Recently, I have felt very alone. That is nothing against the people that continue to be there for me, but it's just not the same. There is a huge hole that is missing and no one can feel that void. I realize more and more how close me and my dad really were. He was my best friend and he was a huge part of my life. I have done my best to not run away from God and I am not angry at God at all. I know that God is the only one that can help me through this time in my life. The people He has placed around me constantly remind me of how much He loves me. He wouldn't put those people in my life if they weren't meant to be there.

The verse above, so far, is a reminder that God is with me and my dad is also there. It's a statement that is telling me to stay strong and keep allowing God to be there, working daily in my life. Not only should I be thankful for the time I had with my dad but I also should be thankful for the people God has placed in my path. It's a reminder to constantly thank God for the life I have and not take it for granted. It's also a reminder to be strong, to show love, and to start fresh. The ending of the verse is stating that I must start over, a new heart towards the work that needs to be done and the words that come from my mouth. I am not alone, I am never alone, and I truly hope that over time I fully believe those two statements I just made.

I am thankful that my prayer was answered, whether it was a message from God or my dad, it was a nice feeling to wake up to. I am thankful for the people in my life and the people I continue to meet. I am thankful that I have an amazing mom and although we are on different pages, I still know she would be there for me in a heartbeat.

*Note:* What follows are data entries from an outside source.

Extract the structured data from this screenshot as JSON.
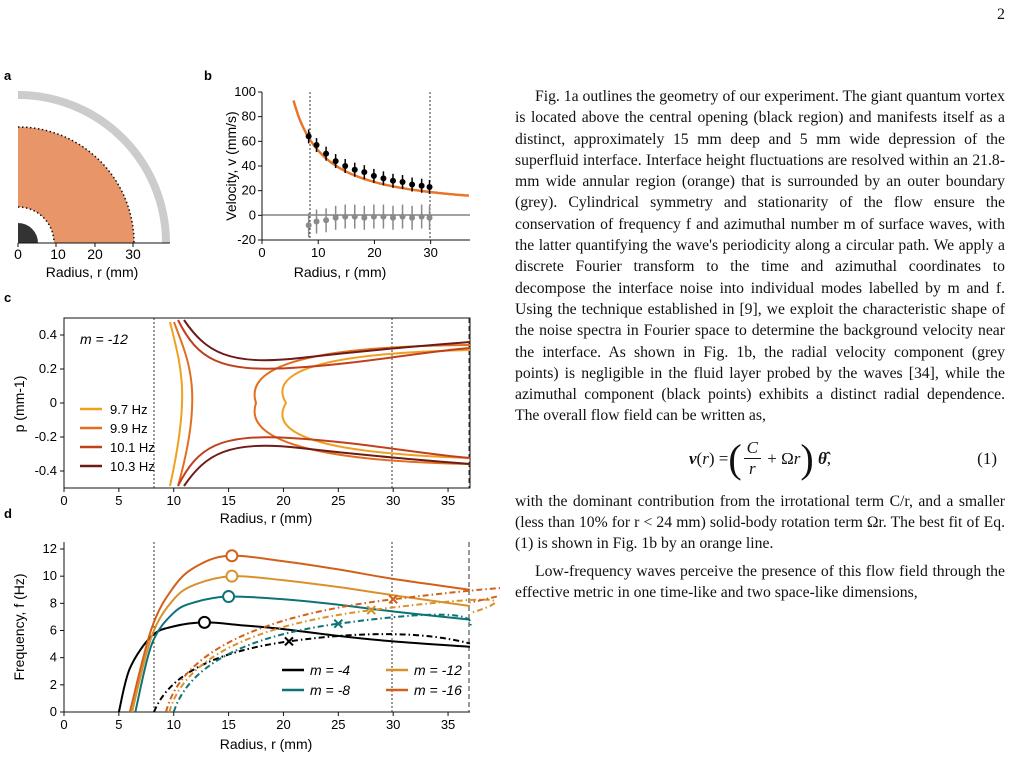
{
  "page_number": "2",
  "panels": {
    "a": {
      "label": "a",
      "xlabel": "Radius, r (mm)",
      "ticks": [
        "0",
        "10",
        "20",
        "30"
      ]
    },
    "b": {
      "label": "b",
      "ylabel": "Velocity, v (mm/s)",
      "xlabel": "Radius, r (mm)",
      "xticks": [
        "0",
        "10",
        "20",
        "30"
      ],
      "yticks": [
        "100",
        "80",
        "60",
        "40",
        "20",
        "0",
        "-20"
      ]
    },
    "c": {
      "label": "c",
      "ylabel": "p (mm-1)",
      "xlabel": "Radius, r (mm)",
      "annotation": "m = -12",
      "xticks": [
        "0",
        "5",
        "10",
        "15",
        "20",
        "25",
        "30",
        "35"
      ],
      "yticks": [
        "0.4",
        "0.2",
        "0",
        "-0.2",
        "-0.4"
      ],
      "legend": [
        {
          "name": "9.7 Hz",
          "color": "#f0a020"
        },
        {
          "name": "9.9 Hz",
          "color": "#e07020"
        },
        {
          "name": "10.1 Hz",
          "color": "#c0401e"
        },
        {
          "name": "10.3 Hz",
          "color": "#6e1a16"
        }
      ]
    },
    "d": {
      "label": "d",
      "ylabel": "Frequency, f (Hz)",
      "xlabel": "Radius, r (mm)",
      "xticks": [
        "0",
        "5",
        "10",
        "15",
        "20",
        "25",
        "30",
        "35"
      ],
      "yticks": [
        "12",
        "10",
        "8",
        "6",
        "4",
        "2",
        "0"
      ],
      "legend": [
        {
          "name": "m = -4",
          "color": "#000000"
        },
        {
          "name": "m = -12",
          "color": "#d8922c"
        },
        {
          "name": "m = -8",
          "color": "#0e7277"
        },
        {
          "name": "m = -16",
          "color": "#d2601a"
        }
      ]
    }
  },
  "chart_data": [
    {
      "type": "scatter",
      "panel": "b",
      "xlabel": "Radius, r (mm)",
      "ylabel": "Velocity, v (mm/s)",
      "ylim": [
        -20,
        100
      ],
      "xlim": [
        0,
        37
      ],
      "series": [
        {
          "values_x": [
            8.3,
            9.7,
            11.4,
            13.1,
            14.8,
            16.5,
            18.2,
            19.9,
            21.6,
            23.3,
            25,
            26.7,
            28.4,
            29.8
          ],
          "values_y": [
            64,
            57,
            50,
            44,
            40,
            37,
            35,
            32,
            30,
            28,
            27,
            25,
            24,
            23
          ]
        },
        {
          "values_x": [
            8.3,
            9.7,
            11.4,
            13.1,
            14.8,
            16.5,
            18.2,
            19.9,
            21.6,
            23.3,
            25,
            26.7,
            28.4,
            29.8
          ],
          "values_y": [
            -8,
            -5,
            -4,
            -2,
            -1,
            -1,
            -2,
            -1,
            -1,
            -2,
            -1,
            -2,
            -1,
            -2
          ]
        }
      ]
    },
    {
      "type": "line",
      "panel": "d",
      "xlabel": "Radius, r (mm)",
      "ylabel": "Frequency, f (Hz)",
      "ylim": [
        0,
        12
      ],
      "xlim": [
        0,
        37
      ],
      "series": [
        {
          "name": "m = -4",
          "x": [
            5,
            6,
            8,
            10,
            12.8,
            16,
            20,
            25,
            30,
            37
          ],
          "values": [
            0,
            3.2,
            5.6,
            6.3,
            6.6,
            6.4,
            6.1,
            5.6,
            5.2,
            4.8
          ]
        },
        {
          "name": "m = -8",
          "x": [
            6.5,
            8,
            10,
            12,
            15,
            20,
            25,
            30,
            37
          ],
          "values": [
            0,
            5.0,
            7.3,
            8.1,
            8.5,
            8.3,
            7.9,
            7.4,
            6.8
          ]
        },
        {
          "name": "m = -12",
          "x": [
            6.2,
            8,
            10,
            12,
            15.3,
            20,
            25,
            30,
            37
          ],
          "values": [
            0,
            5.6,
            8.3,
            9.4,
            10.0,
            9.7,
            9.2,
            8.6,
            7.8
          ]
        },
        {
          "name": "m = -16",
          "x": [
            6,
            8,
            10,
            12,
            15,
            20,
            25,
            30,
            37
          ],
          "values": [
            0,
            6.2,
            9.2,
            10.7,
            11.5,
            11.1,
            10.5,
            9.8,
            9.0
          ]
        }
      ]
    }
  ],
  "paragraph1": "Fig. 1a outlines the geometry of our experiment. The giant quantum vortex is located above the central opening (black region) and manifests itself as a distinct, approximately 15 mm deep and 5 mm wide depression of the superfluid interface. Interface height fluctuations are resolved within an 21.8-mm wide annular region (orange) that is surrounded by an outer boundary (grey). Cylindrical symmetry and stationarity of the flow ensure the conservation of frequency f and azimuthal number m of surface waves, with the latter quantifying the wave's periodicity along a circular path. We apply a discrete Fourier transform to the time and azimuthal coordinates to decompose the interface noise into individual modes labelled by m and f. Using the technique established in [9], we exploit the characteristic shape of the noise spectra in Fourier space to determine the background velocity near the interface. As shown in Fig. 1b, the radial velocity component (grey points) is negligible in the fluid layer probed by the waves [34], while the azimuthal component (black points) exhibits a distinct radial dependence. The overall flow field can be written as,",
  "equation_number": "(1)",
  "paragraph2": "with the dominant contribution from the irrotational term C/r, and a smaller (less than 10% for r < 24 mm) solid-body rotation term Ωr. The best fit of Eq. (1) is shown in Fig. 1b by an orange line.",
  "paragraph3": "Low-frequency waves perceive the presence of this flow field through the effective metric in one time-like and two space-like dimensions,"
}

I feel blessed to be surrounded by so much love and by people who want to help me. I truly have some amazing friends and I continue to meet people that care so much about how I am. My life may not be perfect but no matter how bad things get, a huge part of me is always thankful for the impact all of my friends and family have on me. My dad is just as amazing now as he was when he was here on Earth, and for that I am one lucky girl. I love you dad forever and always!